Abstract: We consider chance-constrained binary programs, where each row of the inequalities that involve uncertainty needs to be satisfied probabilistically. Only the information of the mean and covariance matrix is available, and we solve distributionally robust chance-constrained binary programs (DCBPs). Using two different ambiguity sets, we equivalently reformulate the DCBPs as 0-1 second-order cone (SOC) programs. We further exploit the submodularity of 0-1 SOC constraints under special and general covariance matrices and use the submodularity as well as lifting to derive extended polymatroid inequalities to strengthen the 0-1 SOC formulations. We incorporate the valid inequalities in a branch-and-cut algorithm for efficiently solving DCBPs.
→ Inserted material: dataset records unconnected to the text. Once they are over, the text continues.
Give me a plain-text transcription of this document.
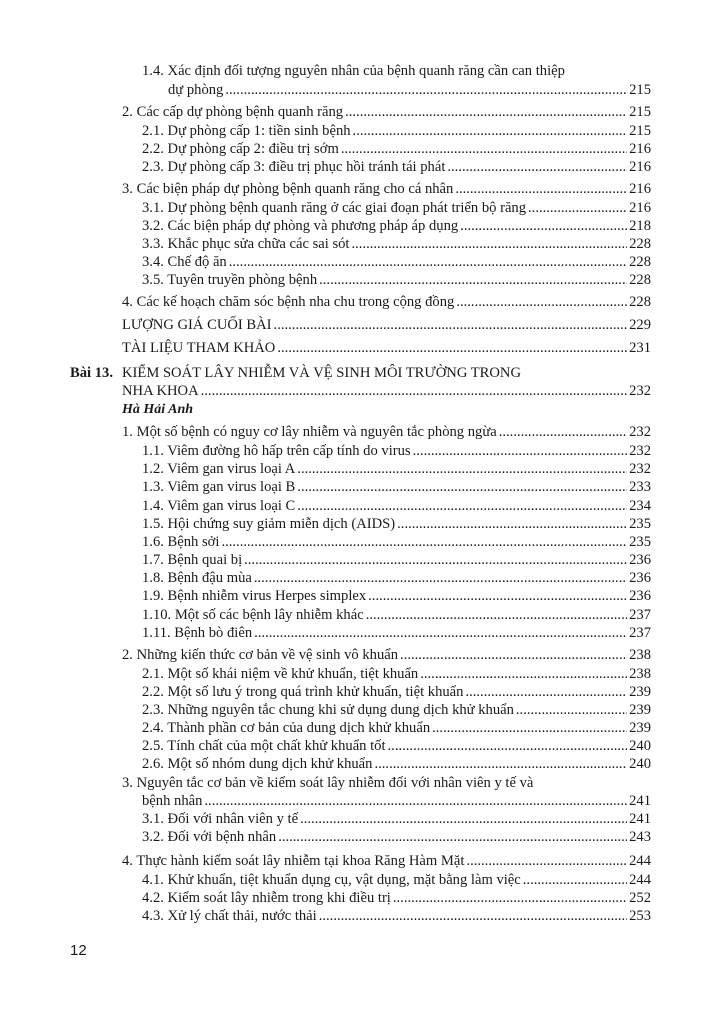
1.4. Xác định đối tượng nguyên nhân của bệnh quanh răng cần can thiệp
dự phòng .....	215
2. Các cấp dự phòng bệnh quanh răng .....	215
2.1. Dự phòng cấp 1: tiền sinh bệnh .....	215
2.2. Dự phòng cấp 2: điều trị sớm .....	216
2.3. Dự phòng cấp 3: điều trị phục hồi tránh tái phát .....	216
3. Các biện pháp dự phòng bệnh quanh răng cho cá nhân .....	216
3.1. Dự phòng bệnh quanh răng ở các giai đoạn phát triển bộ răng .....	216
3.2. Các biện pháp dự phòng và phương pháp áp dụng .....	218
3.3. Khắc phục sửa chữa các sai sót .....	228
3.4. Chế độ ăn .....	228
3.5. Tuyên truyền phòng bệnh .....	228
4. Các kế hoạch chăm sóc bệnh nha chu trong cộng đồng .....	228
LƯỢNG GIÁ CUỐI BÀI .....	229
TÀI LIỆU THAM KHẢO .....	231
Bài 13. KIỂM SOÁT LÂY NHIỄM VÀ VỆ SINH MÔI TRƯỜNG TRONG
NHA KHOA .....	232
Hà Hải Anh
1. Một số bệnh có nguy cơ lây nhiễm và nguyên tắc phòng ngừa .....	232
1.1. Viêm đường hô hấp trên cấp tính do virus .....	232
1.2. Viêm gan virus loại A .....	232
1.3. Viêm gan virus loại B .....	233
1.4. Viêm gan virus loại C .....	234
1.5. Hội chứng suy giảm miễn dịch (AIDS) .....	235
1.6. Bệnh sởi .....	235
1.7. Bệnh quai bị .....	236
1.8. Bệnh đậu mùa .....	236
1.9. Bệnh nhiễm virus Herpes simplex .....	236
1.10. Một số các bệnh lây nhiễm khác .....	237
1.11. Bệnh bò điên .....	237
2. Những kiến thức cơ bản về vệ sinh vô khuẩn .....	238
2.1. Một số khái niệm về khử khuẩn, tiệt khuẩn .....	238
2.2. Một số lưu ý trong quá trình khử khuẩn, tiệt khuẩn .....	239
2.3. Những nguyên tắc chung khi sử dụng dung dịch khử khuẩn .....	239
2.4. Thành phần cơ bản của dung dịch khử khuẩn .....	239
2.5. Tính chất của một chất khử khuẩn tốt .....	240
2.6. Một số nhóm dung dịch khử khuẩn .....	240
3. Nguyên tắc cơ bản về kiểm soát lây nhiễm đối với nhân viên y tế và
bệnh nhân .....	241
3.1. Đối với nhân viên y tế .....	241
3.2. Đối với bệnh nhân .....	243
4. Thực hành kiểm soát lây nhiễm tại khoa Răng Hàm Mặt .....	244
4.1. Khử khuẩn, tiệt khuẩn dụng cụ, vật dụng, mặt bằng làm việc .....	244
4.2. Kiểm soát lây nhiễm trong khi điều trị .....	252
4.3. Xử lý chất thải, nước thải .....	253
12
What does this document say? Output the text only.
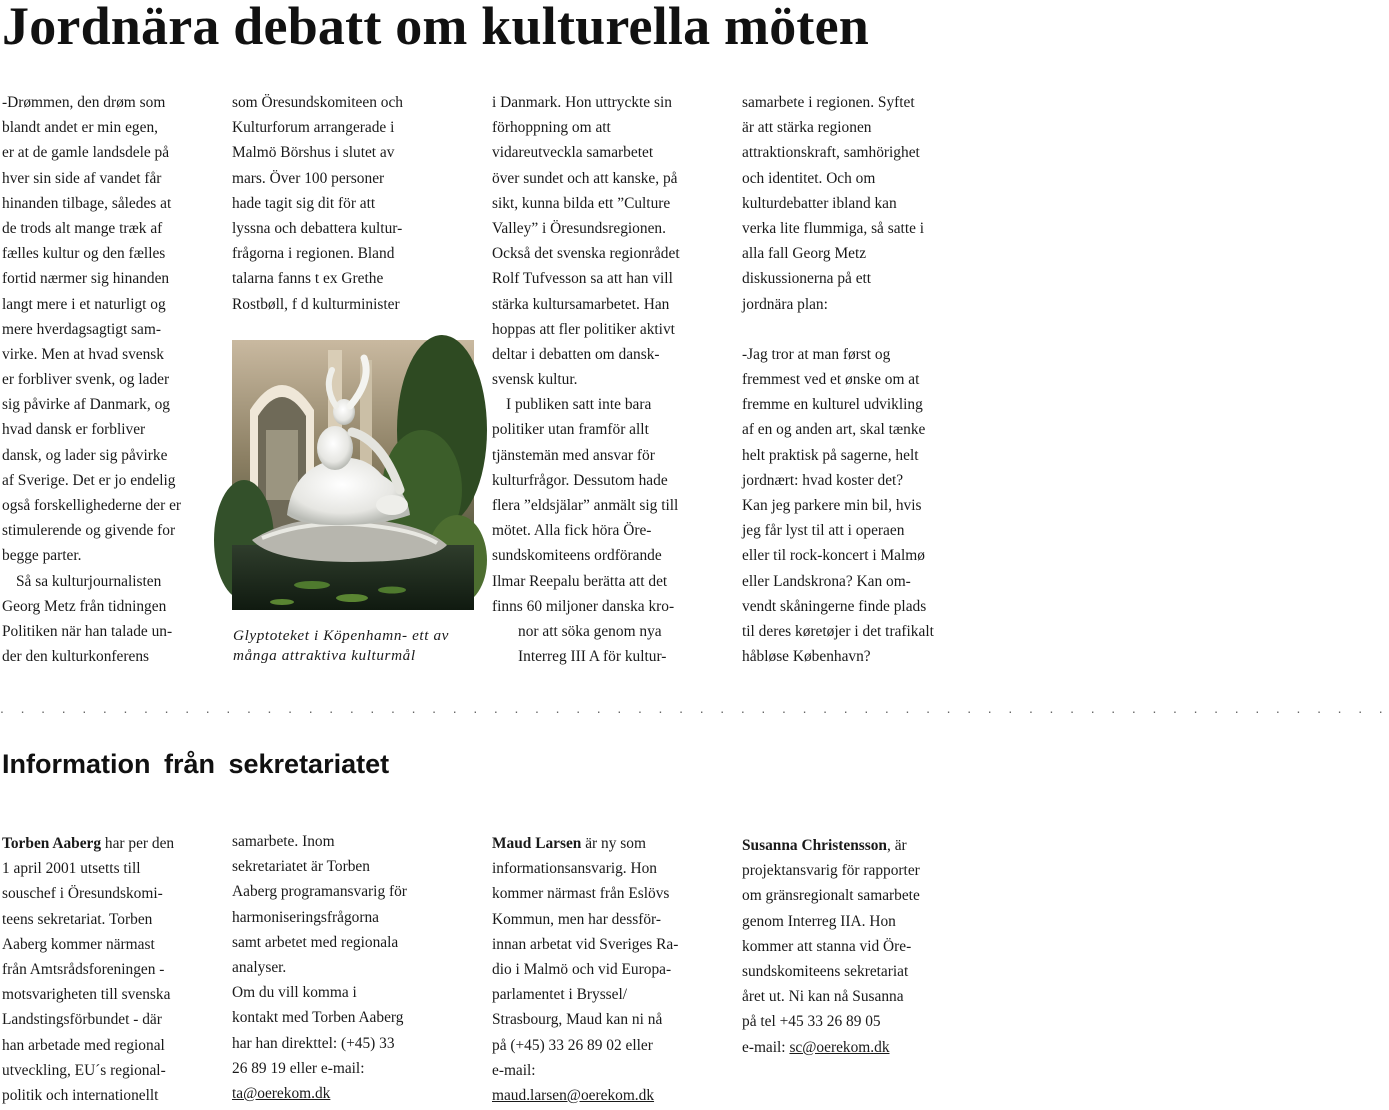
Jordnära debatt om kulturella möten
-Drømmen, den drøm som
blandt andet er min egen,
er at de gamle landsdele på
hver sin side af vandet får
hinanden tilbage, således at
de trods alt mange træk af
fælles kultur og den fælles
fortid nærmer sig hinanden
langt mere i et naturligt og
mere hverdagsagtigt sam-
virke. Men at hvad svensk
er forbliver svenk, og lader
sig påvirke af Danmark, og
hvad dansk er forbliver
dansk, og lader sig påvirke
af Sverige. Det er jo endelig
også forskellighederne der er
stimulerende og givende for
begge parter.
Så sa kulturjournalisten
Georg Metz från tidningen
Politiken när han talade un-
der den kulturkonferens
som Öresundskomiteen och
Kulturforum arrangerade i
Malmö Börshus i slutet av
mars. Över 100 personer
hade tagit sig dit för att
lyssna och debattera kultur-
frågorna i regionen. Bland
talarna fanns t ex Grethe
Rostbøll, f d kulturminister
Glyptoteket i Köpenhamn- ett av
många attraktiva kulturmål
i Danmark. Hon uttryckte sin
förhoppning om att
vidareutveckla samarbetet
över sundet och att kanske, på
sikt, kunna bilda ett ”Culture
Valley” i Öresundsregionen.
Också det svenska regionrådet
Rolf Tufvesson sa att han vill
stärka kultursamarbetet. Han
hoppas att fler politiker aktivt
deltar i debatten om dansk-
svensk kultur.
I publiken satt inte bara
politiker utan framför allt
tjänstemän med ansvar för
kulturfrågor. Dessutom hade
flera ”eldsjälar” anmält sig till
mötet. Alla fick höra Öre-
sundskomiteens ordförande
Ilmar Reepalu berätta att det
finns 60 miljoner danska kro-
nor att söka genom nya
Interreg III A för kultur-
samarbete i regionen. Syftet
är att stärka regionen
attraktionskraft, samhörighet
och identitet. Och om
kulturdebatter ibland kan
verka lite flummiga, så satte i
alla fall Georg Metz
diskussionerna på ett
jordnära plan:
-Jag tror at man først og
fremmest ved et ønske om at
fremme en kulturel udvikling
af en og anden art, skal tænke
helt praktisk på sagerne, helt
jordnært: hvad koster det?
Kan jeg parkere min bil, hvis
jeg får lyst til att i operaen
eller til rock-koncert i Malmø
eller Landskrona? Kan om-
vendt skåningerne finde plads
til deres køretøjer i det trafikalt
håbløse København?
. . . . . . . . . . . . . . . . . . . . . . . . . . . . . . . . . . . . . . . . . . . . . . . . . . . . . . . . . . . . . . . . . . . .
Information från sekretariatet
Torben Aaberg har per den
1 april 2001 utsetts till
souschef i Öresundskomi-
teens sekretariat. Torben
Aaberg kommer närmast
från Amtsrådsforeningen -
motsvarigheten till svenska
Landstingsförbundet - där
han arbetade med regional
utveckling, EU´s regional-
politik och internationellt
samarbete. Inom
sekretariatet är Torben
Aaberg programansvarig för
harmoniseringsfrågorna
samt arbetet med regionala
analyser.
Om du vill komma i
kontakt med Torben Aaberg
har han direkttel: (+45) 33
26 89 19 eller e-mail:
ta@oerekom.dk
Maud Larsen är ny som
informationsansvarig. Hon
kommer närmast från Eslövs
Kommun, men har dessför-
innan arbetat vid Sveriges Ra-
dio i Malmö och vid Europa-
parlamentet i Bryssel/
Strasbourg, Maud kan ni nå
på (+45) 33 26 89 02 eller
e-mail:
maud.larsen@oerekom.dk
Susanna Christensson, är
projektansvarig för rapporter
om gränsregionalt samarbete
genom Interreg IIA. Hon
kommer att stanna vid Öre-
sundskomiteens sekretariat
året ut. Ni kan nå Susanna
på tel +45 33 26 89 05
e-mail: sc@oerekom.dk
We demonstrate the computational efficacy and solution performance using diverse instances of a chance-constrained bin packing problem.

Bio: Siqian Shen is an associate professor of industrial and operations engineering at the University of Michigan and also serves as an associate director of the Michigan Institute for Computational Discovery and Engineering (MICDE). She obtained a B.S. degree from Tsinghua University in 2007 and a Ph.D. from the University of Florida in 2011. Her theoretical research interests are in integer programming, stochastic/robust optimization, and network optimization.